慰安婦問題 — 戦争の何を記憶するのか

東京大学法学政治学研究科教授
藤原 帰一

2013/5/24

AFP=時事

橋下徹大阪市長の記者会見と、ツイッターで市長が発表した文章を巡る一連の報道を見ると、時間が経つと戦争経験は単純化して語られるという印象が深い。慰安婦を集める過程に強制はなかった、世界各国の軍が慰安婦制度を活用したと当たり前のように語られているからだ。

戦争の記憶として一般に語られるのは、その社会の多くの人が受け入れ、時には政府によって国民教育の柱とされる公式の記憶である。その対極には、公式の記憶のように受け入れられることはないが少なからぬ人の語り続ける私的な記憶がある。

日本における公式の戦争の記憶は、軍人ではない日本国民、つまり日本の非戦闘員の経験に集中してきた。戦争が繰り返されてはならないという思いから体験者が語り部となって次の世代にその経験を伝えるとき、語り部の多くは広島長崎の被爆、あるいは沖縄戦や東京・阪神空襲を生き延びた人々だった。

公式の記憶に含まれないのが、日本軍兵士と、日本人ではない戦争犠牲者の経験だった。
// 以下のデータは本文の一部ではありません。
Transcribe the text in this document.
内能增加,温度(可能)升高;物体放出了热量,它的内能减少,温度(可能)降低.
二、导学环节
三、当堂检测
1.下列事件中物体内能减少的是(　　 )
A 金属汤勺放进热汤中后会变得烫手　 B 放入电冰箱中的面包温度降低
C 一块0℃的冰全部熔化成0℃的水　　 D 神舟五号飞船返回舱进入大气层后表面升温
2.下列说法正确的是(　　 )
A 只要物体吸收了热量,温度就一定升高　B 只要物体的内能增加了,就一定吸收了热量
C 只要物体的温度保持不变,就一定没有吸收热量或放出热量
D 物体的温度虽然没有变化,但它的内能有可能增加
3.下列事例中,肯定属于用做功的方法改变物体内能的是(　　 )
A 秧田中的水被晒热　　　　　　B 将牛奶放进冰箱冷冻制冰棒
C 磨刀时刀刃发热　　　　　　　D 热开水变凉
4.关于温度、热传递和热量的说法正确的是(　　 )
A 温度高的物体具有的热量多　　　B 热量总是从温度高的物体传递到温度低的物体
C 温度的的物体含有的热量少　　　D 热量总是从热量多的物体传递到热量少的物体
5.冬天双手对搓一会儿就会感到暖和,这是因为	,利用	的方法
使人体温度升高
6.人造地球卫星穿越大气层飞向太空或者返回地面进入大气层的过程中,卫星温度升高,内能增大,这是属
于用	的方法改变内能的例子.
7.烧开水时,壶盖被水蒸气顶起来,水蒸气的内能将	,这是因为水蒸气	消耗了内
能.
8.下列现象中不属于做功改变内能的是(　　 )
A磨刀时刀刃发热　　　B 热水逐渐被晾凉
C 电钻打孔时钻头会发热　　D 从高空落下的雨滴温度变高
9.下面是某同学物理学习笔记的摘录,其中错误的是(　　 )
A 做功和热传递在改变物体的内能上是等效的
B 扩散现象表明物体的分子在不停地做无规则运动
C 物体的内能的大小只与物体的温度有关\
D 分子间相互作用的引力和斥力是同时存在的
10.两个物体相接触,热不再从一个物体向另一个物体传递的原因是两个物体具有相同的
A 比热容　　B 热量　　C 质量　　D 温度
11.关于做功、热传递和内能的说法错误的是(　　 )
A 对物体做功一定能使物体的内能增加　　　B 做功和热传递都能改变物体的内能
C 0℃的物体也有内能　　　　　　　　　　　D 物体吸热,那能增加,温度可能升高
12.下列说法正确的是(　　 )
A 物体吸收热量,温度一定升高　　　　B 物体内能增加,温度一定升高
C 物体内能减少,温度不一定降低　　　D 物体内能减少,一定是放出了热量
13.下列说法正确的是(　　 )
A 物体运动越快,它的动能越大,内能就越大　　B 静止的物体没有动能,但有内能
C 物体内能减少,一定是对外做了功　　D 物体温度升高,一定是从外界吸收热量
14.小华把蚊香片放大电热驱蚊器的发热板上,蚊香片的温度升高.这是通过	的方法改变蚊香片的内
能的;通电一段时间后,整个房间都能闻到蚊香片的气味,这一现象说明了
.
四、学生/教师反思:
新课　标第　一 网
その多くが自分の意志に反して戦場に送られただけに兵士にも犠牲者という面があるが、戦場の暴力を担うため無垢の犠牲者とはいえない。日本人ではない犠牲者の経験も、海外はともかく日本では表現される機会は少なかった。日本軍兵士と日本人以外の戦争犠牲者の戦争経験は、私的な記憶に留められ、日本国民一般に知られることは少なかった。

軍人ではない日本国民を主体とした戦争の物語は戦争一般を排除する平和主義の基礎となったが、非戦闘員に目を向ける一方、日本政府や軍兵士の役割が論じられることは少なかった。戦争すべてが否定されるとき、その戦争を引き起こした責任は追及されなかったのである。
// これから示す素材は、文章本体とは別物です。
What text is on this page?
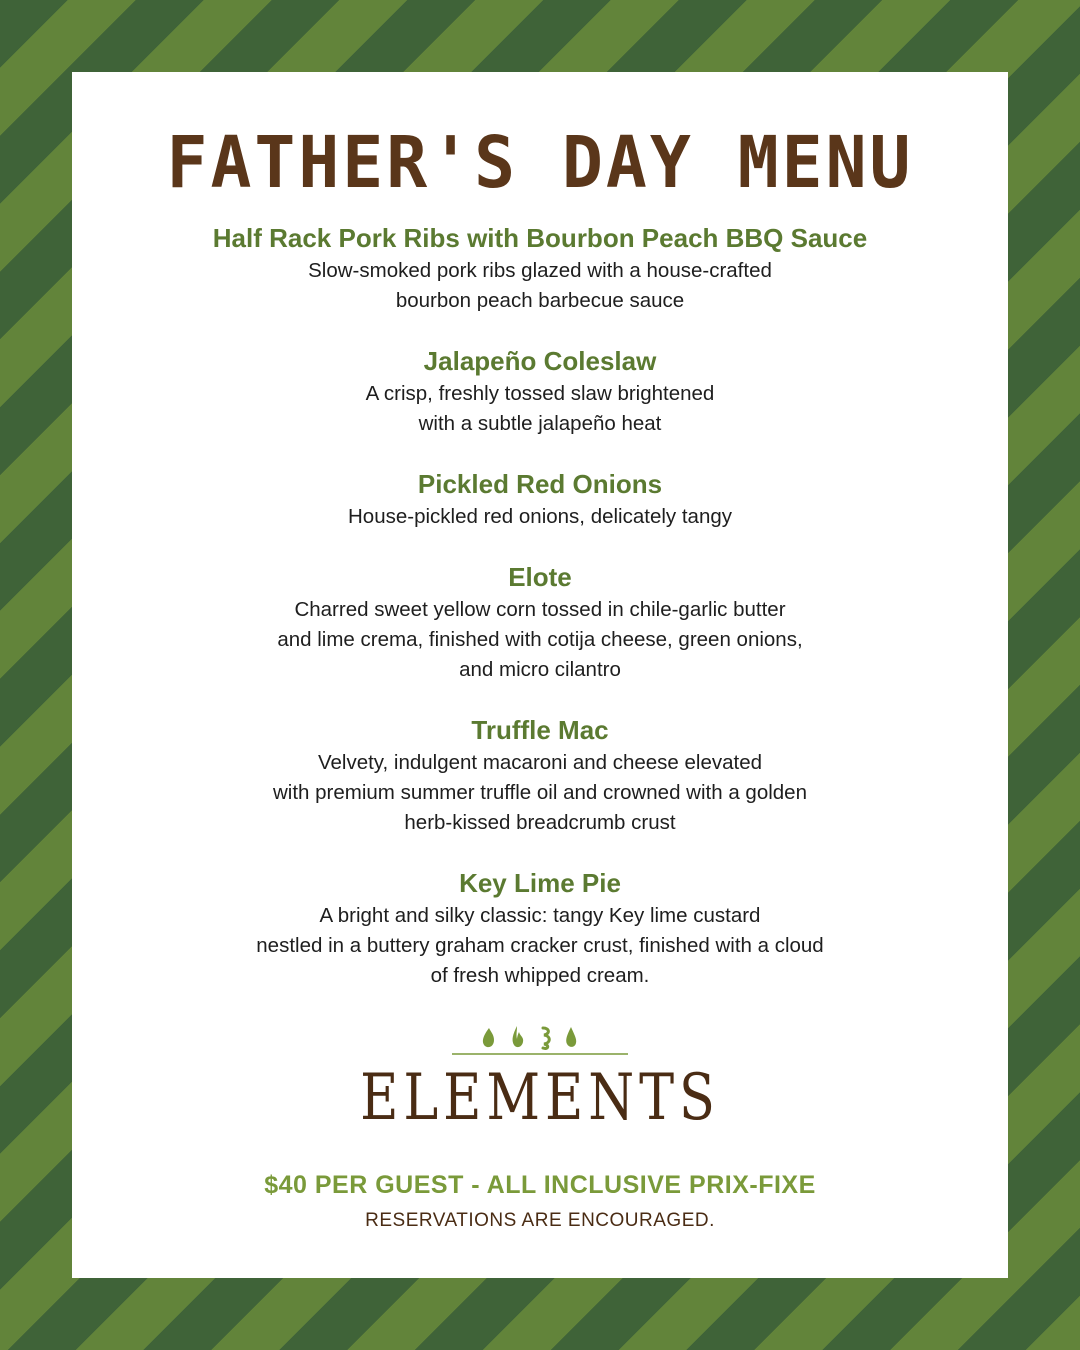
FATHER'S DAY MENU
Half Rack Pork Ribs with Bourbon Peach BBQ Sauce
Slow-smoked pork ribs glazed with a house-crafted
bourbon peach barbecue sauce
Jalapeño Coleslaw
A crisp, freshly tossed slaw brightened
with a subtle jalapeño heat
Pickled Red Onions
House-pickled red onions, delicately tangy
Elote
Charred sweet yellow corn tossed in chile-garlic butter
and lime crema, finished with cotija cheese, green onions,
and micro cilantro
Truffle Mac
Velvety, indulgent macaroni and cheese elevated
with premium summer truffle oil and crowned with a golden
herb-kissed breadcrumb crust
Key Lime Pie
A bright and silky classic: tangy Key lime custard
nestled in a buttery graham cracker crust, finished with a cloud
of fresh whipped cream.
ELEMENTS
$40 PER GUEST - ALL INCLUSIVE PRIX-FIXE
RESERVATIONS ARE ENCOURAGED.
日本の外では、戦争一般の犠牲ではなく、日本やドイツの侵略が日本とドイツ以外の人々に加えた暴力が戦争の記憶の中核となり、ホロコースト、南京、あるいは慰安婦を中心とする戦争の語りが生まれた。

アメリカであれば、軍国主義とナチズムの暴力を語ることは、それを打ち倒した正義の戦争としての第2次世界大戦という意味づけと裏表の関係にあった。中国では、日本軍の侵略を語ることが抗日救国の主体として共産党を正当化する意味も持っていた。これらの視点から見れば、日本における戦争の記憶が戦争責任の自覚を伴わない限り、戦争の現実から目を背けた健忘症として映ることになる。
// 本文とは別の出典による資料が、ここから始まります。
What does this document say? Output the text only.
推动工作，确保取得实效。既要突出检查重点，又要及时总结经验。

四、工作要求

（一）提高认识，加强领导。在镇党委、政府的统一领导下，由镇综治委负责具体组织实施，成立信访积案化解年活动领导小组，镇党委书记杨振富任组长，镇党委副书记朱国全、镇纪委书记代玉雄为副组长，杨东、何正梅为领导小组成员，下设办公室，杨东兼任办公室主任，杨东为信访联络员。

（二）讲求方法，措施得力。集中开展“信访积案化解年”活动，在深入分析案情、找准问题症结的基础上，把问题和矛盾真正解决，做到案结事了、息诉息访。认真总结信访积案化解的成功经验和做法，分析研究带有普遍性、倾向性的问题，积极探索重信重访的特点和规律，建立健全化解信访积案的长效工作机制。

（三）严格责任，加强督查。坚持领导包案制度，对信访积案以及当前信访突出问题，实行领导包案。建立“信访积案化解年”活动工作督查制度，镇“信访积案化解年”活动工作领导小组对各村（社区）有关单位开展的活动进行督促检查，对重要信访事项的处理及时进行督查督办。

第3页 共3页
それでも、戦争経験者が言論の中心として活動した過去には、公式の記憶と異なる戦争が伝えられることもあった。日本兵を主人公とした五味川純平の長編『人間の条件』や、『総員玉砕せよ!』をはじめとした水木しげるの自伝的戦争マンガ、あるいは中国人を主人公として日中戦争前後の状況を描いた堀田善衛の小説『時間』には、公式の記憶には含まれない経験が語られている。

堀田善衛や五味川純平に見られる微妙なニュアンスを持った私的な記憶は、いまでは吹き飛んでしまったかのようだ。軍による強制を示す資料がないという一点に頼って、河野談話を否定し、慰安婦制度は軍周辺に広く見られる売春と同じものと見なす考え方が日本社会に広がっていった。日本の外では、慰安婦を強いられた人々の語りを中心として慰安婦制度が性奴隷制として語られているだけに、慰安婦と売春を同視すれば国際問題となることは避けられない。だが、元慰安婦の語りが知られていない日本では、海外からの批判が不当な誹りのように映る人もいた。日本への偏見をこめた批判であれば、なおさらだろう。

このように突き放すような分析だけを綴れば、おまえはどう考えるのかという声があるだろう。

長期にわたって広い地域で展開しただけに慰安婦制度について判断を下すことは難しい。だが、数多くの証言をすべて虚偽だとしない限り、慰安婦を集める過程に全く強制がなかったという議論には無理があるだろう。いわゆる河野談話が、根拠なしに韓国の主張を受け入れたものだという指摘にも賛成できない。さらに、慰安婦の経験は戦争にはつきものの性暴力の一つに過ぎないと考えるならば、慰安婦の人々が経験した暴力の実情に目をつぶることになってしまうと私は考える。

無謀な戦争が海外で多くの人命を奪い、兵士を含む日本国民に甚大な犠牲を強いたことは事実である。それを語ることは自虐ではない。既に日本国民は戦争とそれに走る政治体制を過去のものとしたはずだ。過去の正当化によって現在の信用を失ってはならない。

この文章は朝日新聞夕刊の『時事小言』に 2013年5月21日に掲載されたものです。